Monday, January 17, 2011

January 23, 2011 - 3rd Sunday in Ordinary Time

Listen Here!     History Redeemed 
(a reflection on the readings by Scott Hahn)
Isaiah 8:23-9:3
Psalm 27:1,4,13-14
1 Corinthians 1:10-13,17
Matthew 4:12-23

Today’s Liturgy gives us a lesson in ancient Israelite geography and history.
Isaiah’s prophecy in today’s First Reading is quoted by Matthew in today’s Gospel. Both intend to recall the apparent fall of the everlasting kingdom promised to David (see 2 Samuel 7:12-13; Psalm 89; Psalm 132:11-12).

Eight centuries before Christ, that part of the kingdom where the tribes of Zebulun and Naphtali lived was attacked by the Assyrians and the tribes were hauled off into captivity (see 2 Kings 15:29; 1 Chronicles 5:26).

It marked the beginning of the kingdom’s end. It finally crumbled in the sixth century B.C., when Jerusalem was seized by Babylon and the remaining tribes were driven into exile (see 2 Kings 24:14).
Isaiah prophesied that Zebulun and Naphtali, the lands first to be degraded, would be the first to see the light of God’s salvation. Jesus today fulfills that prophecy - announcing the restoration of David’s kingdom at precisely the spot where the kingdom began to fall.

His gospel of the Kingdom includes not only the twelve tribes of Israel but all the nations - symbolized by the “Galilee of the Nations.” Calling His first disciples, two fishermen on the Sea of Galilee, He appoints them to be “fishers of men” - gathering people from the ends of the earth.

They are to preach the gospel, Paul says in today’s Epistle, to unite all peoples in the same mind and in the same purpose - in a worldwide kingdom of God.

By their preaching, Isaiah’s promise has been delivered. A world in darkness has seen the light. The yoke of slavery and sin, borne by humanity since time began, has been smashed.

And we are able now, as we sing in today’s Psalm, to dwell in the house of the Lord, to worship Him in the land of the living.

Yours in Christ,

Scott Hahn, Ph.D.
For the younger ones . . . . from Sadler Religion.  Reflection followed by discussion . . . .

Reflection on 1st Reading  Isaiah 8:23-9:3

Most of us know how it feels to live in the "land of gloom" for a few hours or days or even longer. The people in the region around Galilee were overcome by gloom when their enemy, the Assyrians, conquered them. But Isaiah promises that God's power is greater than the powers of darkness. "A great light" will lead them into "abundant joy."

Jesus is "the great light" who leads us out of the land of gloom. By his death and resurrection, he has assured us that darkness can never have the last say.

Discussion Questions for 1st Reading

Sometimes we get used to living in gloom. What would it feel like to have our gloom lightened and brightened? Sometimes we get used to living with a burdensome yoke. What would it feel like to have that yoke smashed? We can get used to living under the rod of a "taskmaster" (that is sometimes ourselves).
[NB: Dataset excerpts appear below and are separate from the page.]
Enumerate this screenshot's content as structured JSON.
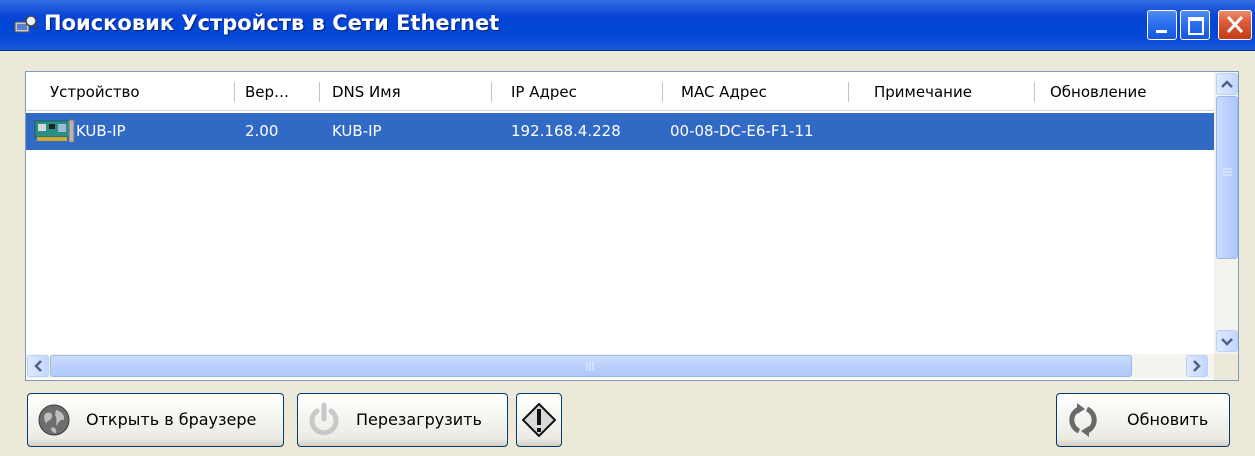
{
  "window": {
    "title": "Поисковик Устройств в Сети Ethernet",
    "icons": {
      "app": "network-search-icon",
      "minimize": "minimize-icon",
      "maximize": "maximize-icon",
      "close": "close-icon"
    }
  },
  "table": {
    "columns": [
      "Устройство",
      "Вер…",
      "DNS Имя",
      "IP Адрес",
      "MAC Адрес",
      "Примечание",
      "Обновление"
    ],
    "rows": [
      {
        "icon": "network-card-icon",
        "device": "KUB-IP",
        "version": "2.00",
        "dns": "KUB-IP",
        "ip": "192.168.4.228",
        "mac": "00-08-DC-E6-F1-11",
        "note": "",
        "update": "",
        "selected": true
      }
    ]
  },
  "buttons": {
    "open_browser": {
      "label": "Открыть в браузере",
      "icon": "globe-icon"
    },
    "restart": {
      "label": "Перезагрузить",
      "icon": "power-icon"
    },
    "info": {
      "label": "",
      "icon": "exclamation-icon"
    },
    "refresh": {
      "label": "Обновить",
      "icon": "refresh-icon"
    }
  },
  "colors": {
    "titlebar": "#0046d5",
    "selection": "#316ac5",
    "close_button": "#dc5b39",
    "window_bg": "#ece9d8"
  }
}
What would it feel like to have that rod and those tasks lifted from us? Identify the gloom and the yoke and the burdensome (unimportant) tasks. Ask the Lord to come, shine his light, and set you free for the important things in life. What do you want more of in your life?

Reflection on 2nd Reading  1 Corinthians 1:10-13, 17

People who live in the light must avoid divisions and rivalries. Even though the followers of Christ are uniquely different from one another, Paul reminds us that Christ cannot be divided. And we cannot change his message to suit ourselves. Christ's cross is at the heart of our Christian faith.
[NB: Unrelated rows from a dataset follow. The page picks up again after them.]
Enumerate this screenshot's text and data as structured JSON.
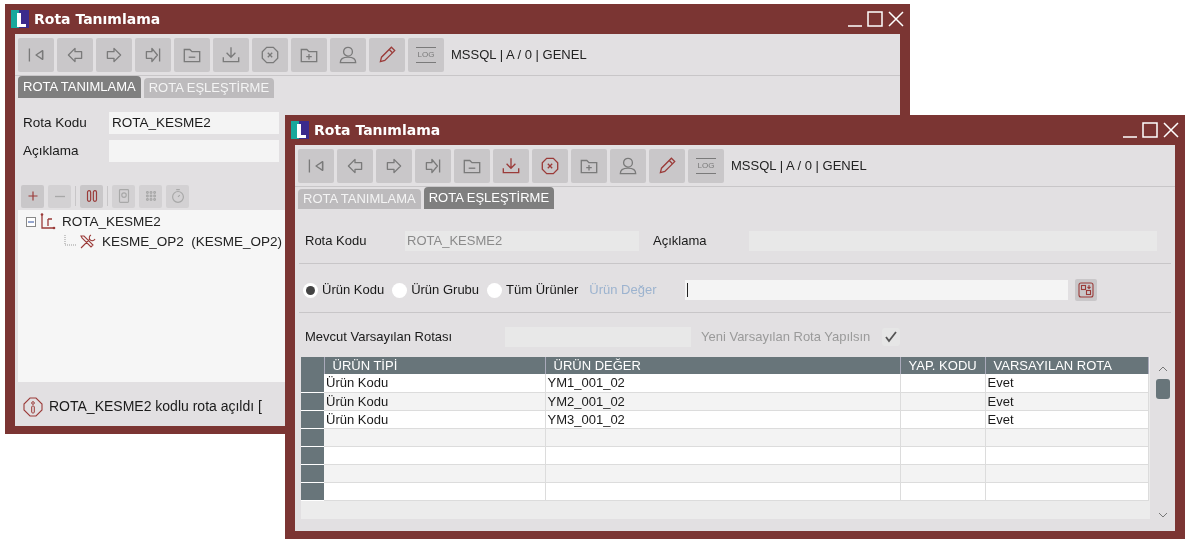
{
  "windows": [
    {
      "kind": "tree_form",
      "title": "Rota Tanımlama",
      "toolbar": {
        "buttons": [
          {
            "kind": "first",
            "active": false
          },
          {
            "kind": "prev",
            "active": false
          },
          {
            "kind": "next",
            "active": false
          },
          {
            "kind": "last",
            "active": false
          },
          {
            "kind": "folder_minus",
            "active": false
          },
          {
            "kind": "download",
            "active": false
          },
          {
            "kind": "cancel",
            "active": false
          },
          {
            "kind": "folder_plus",
            "active": false
          },
          {
            "kind": "user",
            "active": false
          },
          {
            "kind": "pencil",
            "active": true
          },
          {
            "kind": "log",
            "active": false,
            "label": "LOG"
          }
        ],
        "info": "MSSQL | A / 0 | GENEL"
      },
      "tabs": [
        {
          "label": "ROTA TANIMLAMA",
          "selected": true
        },
        {
          "label": "ROTA EŞLEŞTİRME",
          "selected": false
        }
      ],
      "fields": [
        {
          "label": "Rota Kodu",
          "value": "ROTA_KESME2"
        },
        {
          "label": "Açıklama"
        }
      ],
      "tree_toolbar": [
        {
          "kind": "add",
          "enabled": true
        },
        {
          "kind": "remove",
          "enabled": false
        },
        {
          "kind": "columns",
          "enabled": true
        },
        {
          "kind": "chip",
          "enabled": false
        },
        {
          "kind": "dots",
          "enabled": false
        },
        {
          "kind": "timer",
          "enabled": false
        }
      ],
      "tree": [
        {
          "label": "ROTA_KESME2",
          "kind": "route",
          "expanded": true,
          "children": [
            {
              "label": "KESME_OP2  (KESME_OP2)",
              "kind": "operation"
            }
          ]
        }
      ],
      "status": "ROTA_KESME2 kodlu rota açıldı ["
    },
    {
      "kind": "mapping_form",
      "title": "Rota Tanımlama",
      "toolbar": {
        "buttons": [
          {
            "kind": "first",
            "active": false
          },
          {
            "kind": "prev",
            "active": false
          },
          {
            "kind": "next",
            "active": false
          },
          {
            "kind": "last",
            "active": false
          },
          {
            "kind": "folder_minus",
            "active": false
          },
          {
            "kind": "download",
            "active": true
          },
          {
            "kind": "cancel",
            "active": true
          },
          {
            "kind": "folder_plus",
            "active": false
          },
          {
            "kind": "user",
            "active": false
          },
          {
            "kind": "pencil",
            "active": true
          },
          {
            "kind": "log",
            "active": false,
            "label": "LOG"
          }
        ],
        "info": "MSSQL | A / 0 | GENEL"
      },
      "tabs": [
        {
          "label": "ROTA TANIMLAMA",
          "selected": false
        },
        {
          "label": "ROTA EŞLEŞTİRME",
          "selected": true
        }
      ],
      "fields": [
        {
          "label": "Rota Kodu",
          "value": "ROTA_KESME2"
        },
        {
          "label": "Açıklama"
        }
      ],
      "radios": [
        {
          "label": "Ürün Kodu",
          "selected": true
        },
        {
          "label": "Ürün Grubu",
          "selected": false
        },
        {
          "label": "Tüm Ürünler",
          "selected": false
        }
      ],
      "value_field": {
        "label": "Ürün Değer"
      },
      "default_route": {
        "label": "Mevcut Varsayılan Rotası",
        "check_label": "Yeni Varsayılan Rota Yapılsın",
        "checked": true
      },
      "table": {
        "columns": [
          "ÜRÜN TİPİ",
          "ÜRÜN DEĞER",
          "YAP. KODU",
          "VARSAYILAN ROTA"
        ],
        "rows": [
          [
            "Ürün Kodu",
            "YM1_001_02",
            "",
            "Evet"
          ],
          [
            "Ürün Kodu",
            "YM2_001_02",
            "",
            "Evet"
          ],
          [
            "Ürün Kodu",
            "YM3_001_02",
            "",
            "Evet"
          ]
        ]
      }
    }
  ]
}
It is perfectly natural to have favorites in our lives. We have favorite people, favorite teachers, favorite friends. However, we must always remember that even our favorites are human beings like us. No one is perfect except Christ, and it is him that we are to follow. Our favorite people can be role models for us, but we cannot put them in the place of Christ and his loving action in our lives.

Discussion Questions for 2nd Reading

How do we feel when someone we have looked up to fails in some way? Does this mean we were wrong to look up to them? Does this mean that they were all wrong in everything they said or did?

Someone once asked a very old religious sister, "Who is Jesus to you?" She very quickly answered, "The Lord is my ROCK." When someone fails us, do we talk to Christ about it, or do we stay in our disappointment and anger? How can we help ourselves and others to accept disappointments as part of life? How can disappointments in life lead us to lean on Jesus more as our steadfast rock?

Reflection on the Gospel Reading Matthew 4:12-17

Once again the gospel focuses on Jesus as the Promised One of the Old Testament. Jesus began his preaching in Galilee and is identified by Matthew as "the great light" foretold by Isaiah. Jesus' first message to God's people is a powerful one. He says that we should reform our lives, or repent, for "the kingdom of heaven is at hand."

Discussion Questions for the Gospel Reading

"To repent" means that we take a complete change of direction in our lives. Jesus made it possible for all of us to begin again and be saved.
After John was put in jail, he knew that preparing God's people for the kingdom was now totally up to him. So he chose a place to live (Capernaum-by-the-sea) and "began to proclaim." Jesus made a new beginning.

Chaim Potok, a Jewish novelist, once began one of his novels with the statement, "Beginnings are hard." To repent means to begin again. When have you made a new beginning? How can you make a new beginning today in some area of your life?